I can understand why you commented on her appearance though, you were obviously shocked and angry after the meeting and wanted to vent, but hopefully with some support from you she'll improve in class Smile

JamieComeHome · 14/11/2011 20:07

Bench, hula -me too. Struggling with an 11 year old who the school now decides nneds to change his pencil grip....

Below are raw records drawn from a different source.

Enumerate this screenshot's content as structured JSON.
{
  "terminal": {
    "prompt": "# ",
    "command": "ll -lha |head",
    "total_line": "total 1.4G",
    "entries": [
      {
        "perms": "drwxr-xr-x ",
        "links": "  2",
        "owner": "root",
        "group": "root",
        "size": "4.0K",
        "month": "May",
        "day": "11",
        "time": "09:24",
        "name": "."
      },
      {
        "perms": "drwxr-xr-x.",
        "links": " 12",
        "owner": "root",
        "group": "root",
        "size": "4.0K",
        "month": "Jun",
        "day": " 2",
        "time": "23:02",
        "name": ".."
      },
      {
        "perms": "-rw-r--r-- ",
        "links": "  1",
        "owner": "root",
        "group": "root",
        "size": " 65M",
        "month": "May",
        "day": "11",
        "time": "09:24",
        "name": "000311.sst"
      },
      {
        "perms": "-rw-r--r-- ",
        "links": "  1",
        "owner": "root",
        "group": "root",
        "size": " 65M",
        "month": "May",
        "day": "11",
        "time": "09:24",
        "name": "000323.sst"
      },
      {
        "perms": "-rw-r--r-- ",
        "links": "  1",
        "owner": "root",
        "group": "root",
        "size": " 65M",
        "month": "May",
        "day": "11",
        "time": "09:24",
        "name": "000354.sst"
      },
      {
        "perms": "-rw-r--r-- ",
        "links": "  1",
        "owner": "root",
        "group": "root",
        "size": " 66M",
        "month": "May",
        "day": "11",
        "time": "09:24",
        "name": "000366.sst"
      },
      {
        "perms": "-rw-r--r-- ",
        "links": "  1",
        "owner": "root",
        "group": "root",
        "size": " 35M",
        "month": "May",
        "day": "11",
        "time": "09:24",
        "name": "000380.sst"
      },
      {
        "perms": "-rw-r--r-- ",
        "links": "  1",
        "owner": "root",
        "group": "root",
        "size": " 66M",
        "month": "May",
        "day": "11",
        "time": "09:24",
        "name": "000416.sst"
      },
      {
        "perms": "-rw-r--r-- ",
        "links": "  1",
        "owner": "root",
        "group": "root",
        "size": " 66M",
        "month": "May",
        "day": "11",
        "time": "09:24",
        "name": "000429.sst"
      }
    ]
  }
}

girliefriend · 14/11/2011 20:09

At my dds first parents evening I was given a list of things that apparently I should be concerned about!

Everything on the list I would have said my dd could do but apparently when the teacher asked her to do something she just laughed and walked away Grin !!! At the end of the day she was 4yo and I said to her teacher that as long as she is happy and not going round punching other children I had nothing to be concerned about!!!